Va sottolineato che le basi sono concesse agli Stati Uniti in uso, non in proprietà: il territorio su cui sorgono rimane italiano a tutti gli effetti giuridici. Come chiarito nel dossier del Servizio Studi del Senato, le basi non godono di alcuna extraterritorialità – non sono equiparabili a sedi diplomatiche – e la loro istituzione non comporta cessione di sovranità. I poteri di polizia all’interno delle basi spettano formalmente ad un comandante italiano, sebbene il controllo sostanziale sulle operazioni militari – personale, equipaggiamento, tipo di attività – ricada nelle mani del comandante americano.

L’articolo 11 della Costituzione e il Trattato NATO 

Il fondamento costituzionale della presenza militare americana in Italia è nell’articolo 11 della Costituzione, che recita: “L’Italia ripudia la guerra come strumento di offesa alla libertà degli altri popoli e come mezzo di risoluzione delle controversie internazionali; consente, in condizione di parità con gli altri Stati, alle limitazioni di sovranità necessarie ad un ordinamento che assicuri la pace e la giustizia fra le nazioni; promuove e favorisce le organizzazioni internazionali rivolte a tale scopo”. 

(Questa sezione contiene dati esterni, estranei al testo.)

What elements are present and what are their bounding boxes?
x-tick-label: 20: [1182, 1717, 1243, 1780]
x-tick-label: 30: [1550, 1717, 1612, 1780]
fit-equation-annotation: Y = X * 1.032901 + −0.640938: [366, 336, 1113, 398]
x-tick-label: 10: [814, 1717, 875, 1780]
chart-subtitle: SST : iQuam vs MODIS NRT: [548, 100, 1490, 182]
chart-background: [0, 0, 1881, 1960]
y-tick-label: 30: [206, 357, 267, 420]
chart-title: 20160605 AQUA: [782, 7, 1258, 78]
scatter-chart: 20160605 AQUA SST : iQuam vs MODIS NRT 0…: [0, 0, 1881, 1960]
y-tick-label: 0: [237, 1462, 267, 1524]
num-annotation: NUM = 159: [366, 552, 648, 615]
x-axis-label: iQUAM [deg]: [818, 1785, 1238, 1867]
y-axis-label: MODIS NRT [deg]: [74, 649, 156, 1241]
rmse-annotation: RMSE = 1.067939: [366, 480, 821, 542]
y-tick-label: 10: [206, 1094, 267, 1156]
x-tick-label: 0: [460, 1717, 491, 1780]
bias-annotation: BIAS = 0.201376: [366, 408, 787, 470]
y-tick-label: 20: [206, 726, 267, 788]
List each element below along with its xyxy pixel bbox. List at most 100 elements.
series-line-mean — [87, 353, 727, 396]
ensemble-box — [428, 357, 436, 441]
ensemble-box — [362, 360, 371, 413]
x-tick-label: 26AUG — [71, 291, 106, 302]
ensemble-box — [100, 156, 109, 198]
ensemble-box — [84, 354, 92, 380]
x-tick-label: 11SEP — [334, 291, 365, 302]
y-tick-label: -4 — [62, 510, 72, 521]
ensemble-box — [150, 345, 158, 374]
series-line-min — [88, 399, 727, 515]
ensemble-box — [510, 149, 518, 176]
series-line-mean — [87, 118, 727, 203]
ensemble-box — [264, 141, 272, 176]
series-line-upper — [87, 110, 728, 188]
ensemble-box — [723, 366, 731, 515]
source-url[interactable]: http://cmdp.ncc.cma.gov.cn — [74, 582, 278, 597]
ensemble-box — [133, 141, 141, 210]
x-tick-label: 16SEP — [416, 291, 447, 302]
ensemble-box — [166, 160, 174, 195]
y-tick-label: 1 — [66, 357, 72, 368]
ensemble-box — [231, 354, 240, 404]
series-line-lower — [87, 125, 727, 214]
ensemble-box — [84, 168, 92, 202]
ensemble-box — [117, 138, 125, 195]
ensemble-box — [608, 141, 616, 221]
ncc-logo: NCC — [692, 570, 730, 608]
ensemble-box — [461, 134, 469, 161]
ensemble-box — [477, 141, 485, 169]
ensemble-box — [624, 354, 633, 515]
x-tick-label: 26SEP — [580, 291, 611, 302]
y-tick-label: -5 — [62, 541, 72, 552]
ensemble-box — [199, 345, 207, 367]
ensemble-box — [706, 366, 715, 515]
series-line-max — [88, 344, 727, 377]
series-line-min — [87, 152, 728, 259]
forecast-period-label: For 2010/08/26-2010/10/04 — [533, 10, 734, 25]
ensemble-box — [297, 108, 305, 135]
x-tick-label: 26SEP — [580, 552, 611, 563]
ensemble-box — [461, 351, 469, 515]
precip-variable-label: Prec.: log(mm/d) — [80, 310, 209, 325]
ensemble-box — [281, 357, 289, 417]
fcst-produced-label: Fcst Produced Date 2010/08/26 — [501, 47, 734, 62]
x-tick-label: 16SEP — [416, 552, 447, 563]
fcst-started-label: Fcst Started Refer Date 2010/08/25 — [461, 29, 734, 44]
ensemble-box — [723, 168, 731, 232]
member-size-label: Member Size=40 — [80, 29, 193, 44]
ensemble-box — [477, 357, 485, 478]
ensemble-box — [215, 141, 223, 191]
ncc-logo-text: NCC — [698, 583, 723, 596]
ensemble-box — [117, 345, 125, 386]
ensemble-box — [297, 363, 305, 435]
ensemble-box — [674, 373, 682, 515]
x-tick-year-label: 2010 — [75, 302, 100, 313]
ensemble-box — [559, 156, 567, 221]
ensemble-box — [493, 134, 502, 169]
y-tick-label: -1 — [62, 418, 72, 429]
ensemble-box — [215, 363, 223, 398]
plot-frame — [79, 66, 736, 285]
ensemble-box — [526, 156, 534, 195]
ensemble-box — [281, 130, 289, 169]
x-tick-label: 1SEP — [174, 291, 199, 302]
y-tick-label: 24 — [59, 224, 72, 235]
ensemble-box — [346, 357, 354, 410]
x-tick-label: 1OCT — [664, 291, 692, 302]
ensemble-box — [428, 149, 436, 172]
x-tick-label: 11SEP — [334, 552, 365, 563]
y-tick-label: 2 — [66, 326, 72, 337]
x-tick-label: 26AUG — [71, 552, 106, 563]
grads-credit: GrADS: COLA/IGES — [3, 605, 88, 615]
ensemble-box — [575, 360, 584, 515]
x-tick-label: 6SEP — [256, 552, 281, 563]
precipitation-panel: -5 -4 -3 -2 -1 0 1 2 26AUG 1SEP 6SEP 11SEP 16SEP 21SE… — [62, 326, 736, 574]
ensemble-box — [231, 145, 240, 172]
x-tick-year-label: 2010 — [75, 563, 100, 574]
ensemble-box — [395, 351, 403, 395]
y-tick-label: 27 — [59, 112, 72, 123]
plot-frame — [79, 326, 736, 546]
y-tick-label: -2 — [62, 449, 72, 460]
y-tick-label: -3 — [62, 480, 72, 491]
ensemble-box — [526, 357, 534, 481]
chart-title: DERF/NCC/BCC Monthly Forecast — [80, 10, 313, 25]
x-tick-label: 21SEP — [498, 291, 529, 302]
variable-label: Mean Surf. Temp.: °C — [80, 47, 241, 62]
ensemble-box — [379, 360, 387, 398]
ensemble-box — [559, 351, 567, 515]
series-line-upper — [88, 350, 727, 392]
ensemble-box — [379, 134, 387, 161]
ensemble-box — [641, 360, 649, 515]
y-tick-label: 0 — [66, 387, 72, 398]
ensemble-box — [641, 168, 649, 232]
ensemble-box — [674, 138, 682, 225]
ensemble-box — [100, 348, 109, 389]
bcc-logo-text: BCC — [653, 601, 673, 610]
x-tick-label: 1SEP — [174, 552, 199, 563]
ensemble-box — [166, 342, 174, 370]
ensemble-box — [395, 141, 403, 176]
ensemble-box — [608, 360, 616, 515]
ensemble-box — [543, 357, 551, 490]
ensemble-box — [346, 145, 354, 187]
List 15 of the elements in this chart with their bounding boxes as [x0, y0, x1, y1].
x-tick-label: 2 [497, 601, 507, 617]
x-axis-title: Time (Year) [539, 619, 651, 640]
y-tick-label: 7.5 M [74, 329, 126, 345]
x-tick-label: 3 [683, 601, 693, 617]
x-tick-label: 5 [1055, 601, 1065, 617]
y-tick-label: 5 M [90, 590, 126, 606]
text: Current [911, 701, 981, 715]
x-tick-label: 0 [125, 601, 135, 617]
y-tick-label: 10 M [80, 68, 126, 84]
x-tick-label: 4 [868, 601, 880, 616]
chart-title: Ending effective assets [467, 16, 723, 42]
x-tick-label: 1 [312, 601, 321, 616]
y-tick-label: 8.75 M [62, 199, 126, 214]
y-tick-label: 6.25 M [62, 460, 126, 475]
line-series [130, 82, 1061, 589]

Sulla compatibilità tra l’adesione alla NATO e la Carta si è pronunciata la Corte di Cassazione con la sentenza n. 1920/1984,  che ha riconosciuto l’Alleanza atlantica come organizzazione difensiva, quindi compatibile con il divieto di guerra aggressiva sancito dal dettato costituzionale.  Le basi americane rientrano in questo schema: esse costituiscono, secondo la dottrina prevalente, una “bilateralizzazione” dell’articolo 3 del Trattato NATO, che impegna gli alleati a prestarsi mutua assistenza per sviluppare la capacità di difesa individuale e collettiva.  Tuttavia, come rileva Natalino Ronzitti – professore emerito di Diritto internazionale presso l’università Luiss (Roma) – la compatibilità deve essere valutata non solo in relazione al Trattato del 1949, ma anche sulla base degli sviluppi successivi, in particolare tenendo conto del Documento di Washington del 1999 e della nuova dottrina strategica. Quest’ultimo pur non essendo un trattato in senso formale, ma un semplice strumento di soft law non giuridicamente vincolante, amplia i poteri della Nato e codifica le missioni “fuori area”.  Le “operazioni non-Articolo 5” – ovvero quelle non di legittima difesa collettiva a favore di uno Stato membro – che possono essere intraprese comprendono: il peacekeeping, le altre operazioni sotto l’autorità del Consiglio di sicurezza delle Nazioni Unite o sotto la responsabilità dell’Osce, le peace support operations, gli interventi umanitari e gli interventi a favore di uno stato non membro della Nato che sia stato oggetto di attacco armato. Le operazioni estranee all’articolo 5 del Trattato NATO sono soggette alle decisioni degli Stati membri secondo le rispettive disposizioni costituzionali: un Paese non è quindi obbligato a concedere l’uso di una base se la missione non rientra negli obblighi del Trattato. Ne deriva il principio, ribadito dal ministro Crosetto nella sua informativa alla Camera, che le basi americane non possono essere utilizzate per scopi estranei all’Alleanza, in particolare per operazioni di guerra bilaterali non decise dal Consiglio Atlantico e alle quali l’Italia non partecipi. 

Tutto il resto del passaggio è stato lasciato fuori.